Ok, this one’s not obviously about Bali, yet in another way it is. This is a work by Paul Sedgwick (2006) that I saw at the recent exhibition of works from the Peter Fay collection at the Callan Park Gallery. I photographed it then, but wasn’t initially moved. Yet this strange canvas has been working on me over the ensuing weeks (and even while in Bali) and I now love its language and its delicacy.

That got me wondering about how good Outsider art works – how it operates, as though on a different plane from much mainstream art, breathing from deeper levels of the psyche. And the painting fits well for me with my recent Bali experience – Bali and this work hold something related; another, fresh way of inhabiting the world.

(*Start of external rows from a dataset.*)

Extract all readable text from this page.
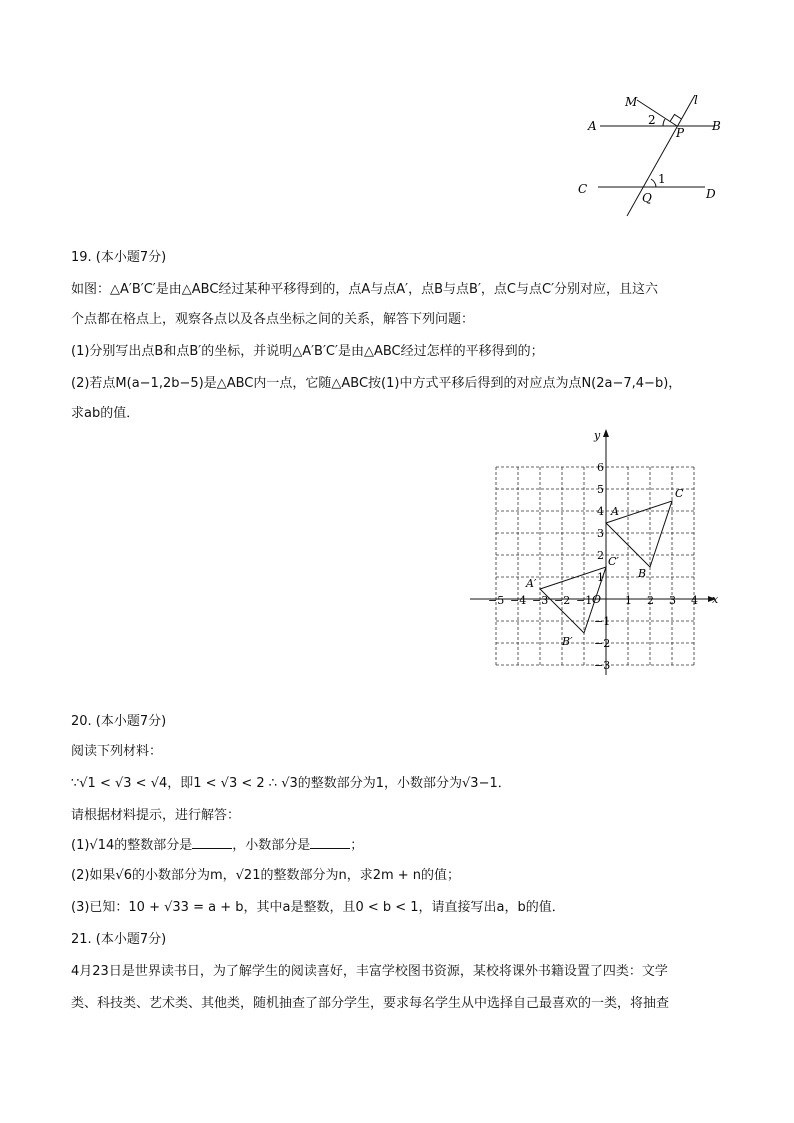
M	l
A	B
2
P
C
1
D
Q
19. (本小题7分)
如图：△A′B′C′是由△ABC经过某种平移得到的，点A与点A′，点B与点B′，点C与点C′分别对应，且这六
个点都在格点上，观察各点以及各点坐标之间的关系，解答下列问题：
(1)分别写出点B和点B′的坐标，并说明△A′B′C′是由△ABC经过怎样的平移得到的；
(2)若点M(a−1,2b−5)是△ABC内一点，它随△ABC按(1)中方式平移后得到的对应点为点N(2a−7,4−b)，
求ab的值．
x
y
O
−5 −4 −3 −2 −1	1 2 3 4
6
5
4
3
2
1
−1
−2
−3
A
B
C
A′
B′
C′
20. (本小题7分)
阅读下列材料：
∵√1 < √3 < √4，即1 < √3 < 2 ∴ √3的整数部分为1，小数部分为√3−1．
请根据材料提示，进行解答：
(1)√14的整数部分是	，小数部分是	；
(2)如果√6的小数部分为m，√21的整数部分为n，求2m + n的值；
(3)已知：10 + √33 = a + b，其中a是整数，且0 < b < 1，请直接写出a，b的值．
21. (本小题7分)
4月23日是世界读书日，为了解学生的阅读喜好，丰富学校图书资源，某校将课外书籍设置了四类：文学
类、科技类、艺术类、其他类，随机抽查了部分学生，要求每名学生从中选择自己最喜欢的一类，将抽查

Before I went to Bali I spoke to Peter Fay about this work, and he gave me some of the background. Paul works out of an arts workshop in Hamilton New Zealand. He compiles lists of street names, of mountains, of local landmarks. (This one has entries from the Auckland phone book.)

I like Peter’s take on the work: to him it’s “the dying of a breath of wind” (the way the letters fade). There’s much delicacy here, in the text and in the underlying abstraction of colour (which the photo doesn’t quite do justice to). An art piece that’s prepared to die away, to breathe in quite a different way. I like that.